题目
题目描述
英文题目
The branch of mathematics called number theory is about properties of numbers. One of the areas that has captured the interest of number theoreticians for thousands of years is the question of primality. A prime number is a number that is has no proper factors (it is only evenly divisible by $1$ and itself). The first prime numbers are $2,3,5,7$ but they quickly become less frequent. One of the interesting questions is how dense they are in various ranges. Adjacent primes are two numbers that are both primes, but there are no other prime numbers between the adjacent primes. For example, $2,3$ are the only adjacent primes that are also adjacent numbers.
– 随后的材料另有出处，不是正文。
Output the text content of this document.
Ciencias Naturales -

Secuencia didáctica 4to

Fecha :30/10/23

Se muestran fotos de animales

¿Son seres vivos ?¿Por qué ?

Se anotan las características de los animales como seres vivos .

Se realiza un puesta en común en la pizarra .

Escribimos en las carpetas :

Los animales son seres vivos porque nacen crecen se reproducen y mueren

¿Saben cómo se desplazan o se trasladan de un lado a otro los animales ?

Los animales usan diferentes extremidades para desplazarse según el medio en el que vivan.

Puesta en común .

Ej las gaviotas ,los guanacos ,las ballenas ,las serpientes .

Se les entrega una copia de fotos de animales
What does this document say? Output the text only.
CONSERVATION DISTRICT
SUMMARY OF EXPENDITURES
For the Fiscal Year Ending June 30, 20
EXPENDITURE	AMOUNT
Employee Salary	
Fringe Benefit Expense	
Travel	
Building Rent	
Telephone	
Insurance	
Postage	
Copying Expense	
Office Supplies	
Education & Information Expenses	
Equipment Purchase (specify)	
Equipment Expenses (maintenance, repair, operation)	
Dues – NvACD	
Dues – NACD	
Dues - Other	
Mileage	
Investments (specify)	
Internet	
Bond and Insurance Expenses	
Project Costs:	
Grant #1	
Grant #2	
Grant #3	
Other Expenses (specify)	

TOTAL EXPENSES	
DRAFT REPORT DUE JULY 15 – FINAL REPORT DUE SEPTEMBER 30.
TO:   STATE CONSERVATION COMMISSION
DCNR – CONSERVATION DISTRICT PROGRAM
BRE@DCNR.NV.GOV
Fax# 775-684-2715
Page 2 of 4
Your program is given $2$ numbers: $L$ and $U$ ($1 \leqslant L< U \leqslant 2,147,483,647$), and you are to find the two adjacent primes $C1$ and $C2$ ($L \leqslant C1< C2 \leqslant U$) that are closest (i.e. $C2-C1$ is the minimum). If there are other pairs that are the same distance apart, use the first pair. You are also to find the two adjacent primes $D1$ and $D2$ ($L \leqslant D1< D2 \leqslant U$) where $D1$ and $D2$ are as distant from each other as possible (again choosing the first pair if there is a tie).
中文题意
给定两个整数$L,R$($1 \leqslant L< R \leqslant 2,147,483,647$),求闭区间 $\left[L,R\right]$中相邻两个质数的差的最小值和最大值是多少,分别输出这两对质数。
输入输出格式
输入格式
每行两个整数$L,R$($1 \leqslant L< R \leqslant 2,147,483,647,R-L \leqslant 10^6$)。
输出格式
对于每个$L,R$,输出最小值和最大值,格式参照样例。若区间内无质数,输出”There are no adjacent primes.”。
输入输出样例
输入样例
2 17
14 17
输出样例
2,3 are closest, 7,11 are most distant.
There are no adjacent primes.
题解
由于$L,R$的范围很大,所以埃氏筛法和欧拉筛法都无法生成$\left[1,R\right]$的所有质数。但是$R-L$的范围很小且任何一个合数$n$一定包含一个不超过$\sqrt{n}$的质因子,所以我们只需要用筛法求出$2,3,\cdots,\sqrt{n}$的所有质数。而对于每一个质数$p$,标记$i \times p \left(\left\lceil\frac{L}{p}\right\rceil \leqslant i \leqslant \left\lceil\frac{R}{p}\right\rceil\right)$为合数。标记完后,剩下的所有数就是$\left[L,R\right]$中的质数了。再两两比较,找出差最大和最小的就可以了。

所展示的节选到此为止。